Many to many lookup of matching words
I have a table which I'm treating as a lookup table.
It's format is something like.
Key Value
1 This is item 1
2 This is another item
3 Item three
However I have 1000's of key values.
I want to retrieve the key when I pass in a string to compare.
e.g. my data is in another table might be
1
another
three
However my main data table has 10's of 1000's of rows.
And I want these to respectively match key
1 (matched lookup on "1")
2 (matched lookup on "another")
3 (matched lookup on "three")
What would be the recommended approach to this please.
I've successfully achieved this for another challenge where I want match a single word that matches a single value.
Thanks
0
Answers
How would you decide on the keyword that you want to match on?

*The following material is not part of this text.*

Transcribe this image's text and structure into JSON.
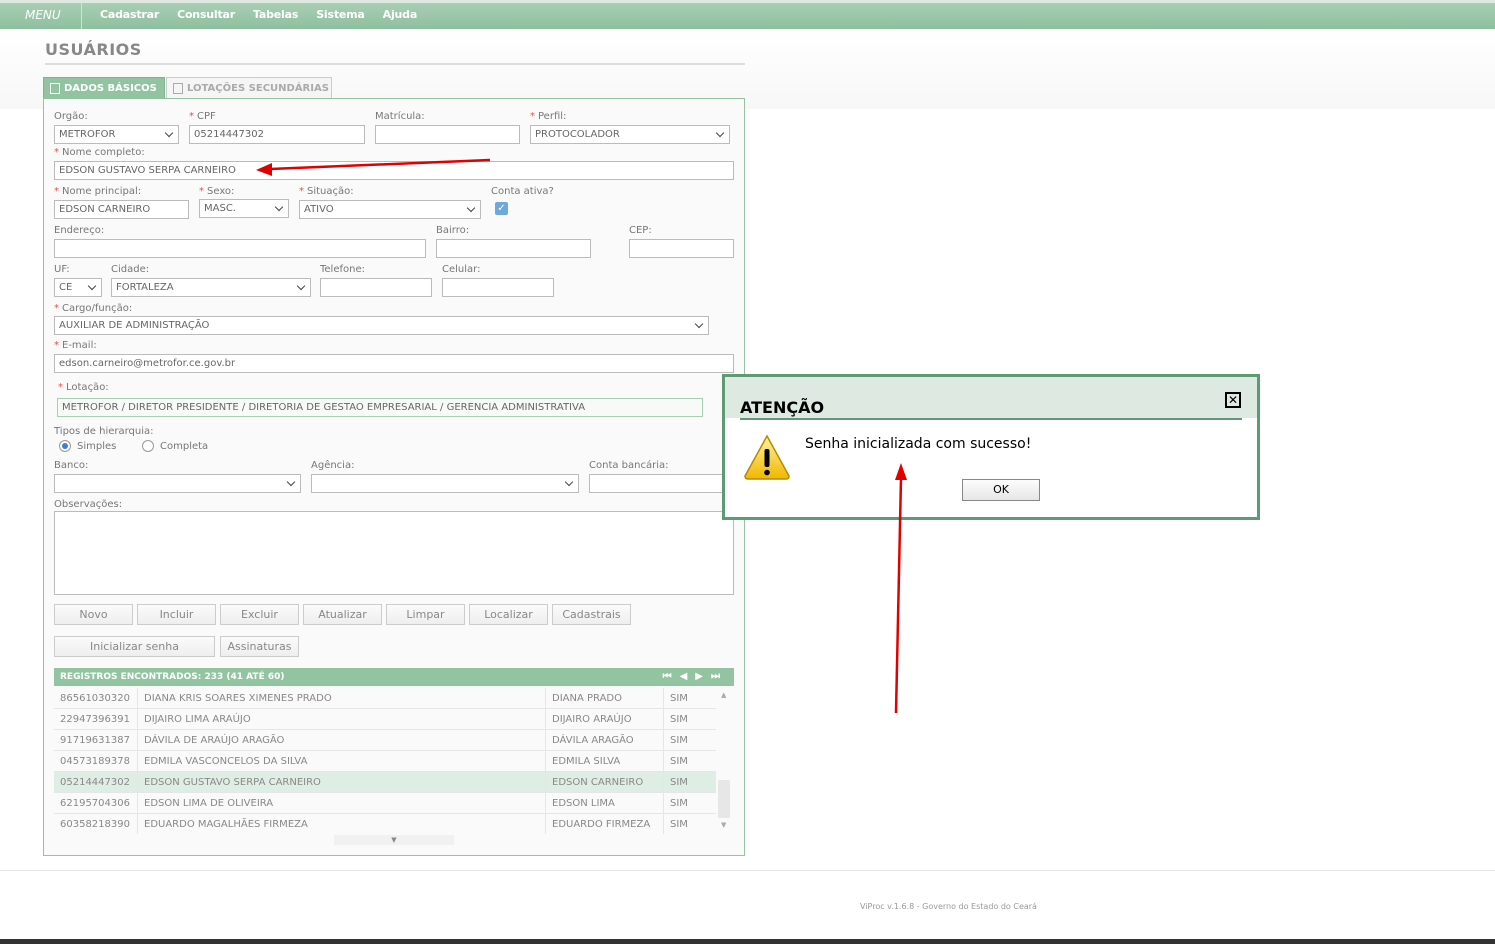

Example, if you now have one more line of data called "This" what do you want it to match to?
Data Table
1 (match to key 1)
another (match to key 2)
three (match to key 3)
This ?
Thanks for getting back to me @Sueann See
That's a good question.
In that example I may wish is to concatenate all keys into a single result or return "This" or "unknown" so that someone can take manual intervention to decide.
I'm now thinking that I might want to try split the lookup table so that I have:
Key |Value |Val1 | Val2 |Val3 | Val4
1 |This is item 1 |This | is | item | 1
2 |This is another item | This | is |another | item
3| Item three | Item | three | |
This might be tricky as values are multiple word count.
And then run some kind of test to see if any words match and give is a score along with the Key for checking.
@DTAconsulting it seems a bit unusual that your Data value is a single word and the lookup value consist of multiple words. i'm curious of what the use case is. Can you share a little bit more if you don't mind?
I managed to get this far
...but
Note: Column1 in the Lookup Table can be achieved by replacing space in the Value column with |.
"This|is|item|1" in terms of a regular expression actually means "This" or "is" or "item" or "1".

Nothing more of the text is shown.